The Blue Gene/L system is expected to be completed by the middle of 2005. Blue Gene/L will give ASTRON the flexibility and unparalleled speed it needs to gather and analyze information from its Low Frequency Array (LOFAR) "software telescope" network. A consortium of universities, research institutes and companies plans to carry out research programs with the telescope when it begins operation a year later.

"Discovery in astronomy goes hand in hand with innovation in technology," said Prof. Harvey Butcher, director at ASTRON. "Together with IBM researchers we hope to learn how to design a new generation of radio telescopes capable of revealing the secrets of the early universe. But there are wider possibilities as well. We are convinced this collaboration with IBM will show the way to a wide variety of applications relating to geophysics and precision agriculture."

The Dutch government's Ministry of Education, Culture and Science is supporting the development of the technologies required for LOFAR, including what will be one of the world's most powerful supercomputers, capable of a peak performance of more than 34 trillion calculations per second, or 34 teraflops. Currently under development in IBM Research, this will be the latest in IBM's Blue Gene family of supercomputers that are poised to tackle other major scientific, business and societal challenges.

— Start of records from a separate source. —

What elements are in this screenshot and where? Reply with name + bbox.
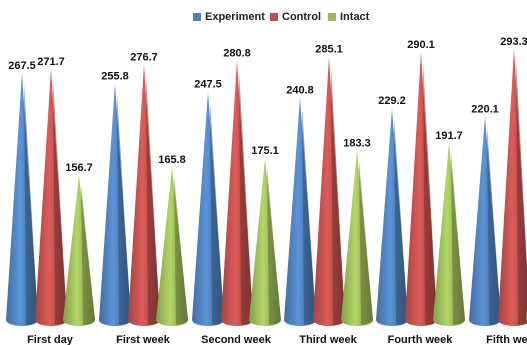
data-label: 229.2 [378, 95, 406, 107]
cone-bar-control [35, 68, 67, 326]
cone-bar-control [221, 60, 253, 326]
cone-shade [516, 59, 527, 325]
data-label: 247.5 [194, 78, 222, 90]
category-label: First day [27, 334, 74, 345]
cone-shade [331, 66, 345, 326]
data-label: 183.3 [343, 138, 371, 150]
legend-label-control: Control [282, 11, 322, 23]
legend-item-experiment: Experiment [193, 10, 265, 24]
cone-bar-intact [63, 175, 95, 326]
data-label: 276.7 [130, 51, 158, 63]
cone-bar-experiment [284, 97, 316, 326]
cone-shade [53, 78, 67, 325]
cone-bar-experiment [99, 83, 131, 326]
cone-shade [359, 160, 373, 325]
cone-bar-intact [156, 166, 188, 326]
cone-shade [146, 74, 160, 325]
legend-label-intact: Intact [340, 11, 370, 23]
cone-bar-control [313, 56, 345, 327]
cone-shade [210, 101, 224, 325]
data-label: 255.8 [101, 71, 129, 83]
cone-shade [451, 152, 465, 325]
cone-shade [24, 82, 38, 325]
legend-swatch-experiment [193, 13, 201, 21]
cone-shade [267, 168, 281, 325]
cone-bar-experiment [6, 72, 38, 326]
cone-bar-intact [249, 158, 281, 326]
cone-bar-experiment [376, 108, 408, 327]
cone-shade [394, 118, 408, 326]
data-label: 271.7 [37, 56, 65, 68]
category-label: Fifth week [486, 334, 527, 345]
cone-shade [239, 70, 253, 325]
cone-shade [81, 185, 95, 325]
data-label: 191.7 [435, 130, 463, 142]
data-label: 293.3 [500, 36, 527, 48]
cone-bar-intact [433, 142, 465, 326]
cone-bar-control [405, 51, 437, 327]
legend-swatch-control [270, 13, 278, 21]
data-label: 220.1 [471, 104, 499, 116]
cone-shade [302, 107, 316, 325]
cone-bar-intact [341, 150, 373, 326]
category-label: Third week [299, 334, 357, 345]
cone-shade [174, 176, 188, 325]
cone-bar-experiment [469, 116, 501, 326]
category-group: 229.2 290.1 191.7 Fourth week [376, 39, 465, 345]
data-label: 280.8 [223, 48, 251, 60]
data-label: 175.1 [251, 145, 279, 157]
cone-shade [117, 93, 131, 325]
data-label: 156.7 [65, 162, 93, 174]
category-label: Fourth week [388, 334, 454, 345]
cone-shade [487, 126, 501, 325]
category-group: 267.5 271.7 156.7 First day [6, 56, 95, 345]
cone-shade [423, 61, 437, 326]
category-label: First week [116, 334, 171, 345]
data-label: 267.5 [8, 60, 36, 72]
cone-bar-experiment [192, 91, 224, 326]
cone-bar-control [498, 49, 527, 326]
category-label: Second week [201, 334, 272, 345]
legend-swatch-intact [328, 13, 336, 21]
cone-bar-control [128, 64, 160, 326]
legend-label-experiment: Experiment [205, 11, 265, 23]
data-label: 290.1 [407, 39, 435, 51]
category-group: 247.5 280.8 175.1 Second week [192, 48, 281, 345]
data-label: 165.8 [158, 154, 186, 166]
data-label: 285.1 [315, 44, 343, 56]
data-label: 240.8 [286, 85, 314, 97]
chart-legend: Experiment Control Intact [0, 10, 527, 26]
legend-item-control: Control [270, 10, 321, 24]
category-group: 240.8 285.1 183.3 Third week [284, 44, 373, 345]
legend-item-intact: Intact [328, 10, 369, 24]
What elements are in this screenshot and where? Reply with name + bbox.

"The challenge of processing unprecedented data volumes requires us to raise our technology to a new level," said William Pulleyblank, director of exploratory server systems, IBM Research. "Blue Gene/L provides the flexibility and power to enable us to meet this grand challenge."

Unlike current observatories that use big optical mirrors or radio dishes to point to distant galaxies, ASTRON will harness more than 10,000 simple radio antennas spread across the northern Netherlands and into the German state of Lower Saxony and interpret them using high-speed calculations.

A team of IBM researchers and designers will collaborate with ASTRON scientists to develop a system capable of processing the huge amounts of data in real time. The Blue Gene/L supercomputer is a low-power consuming, compact machine able to receive 768 Giga-bits of new data every second. Over 12,000 PowerPC microprocessors provide the "brains." This new method combines incredible computing power and real-time data streaming to filter out man-made radio noise and distortions from the upper atmosphere, allowing scientists to see farther and more clearly than ever before.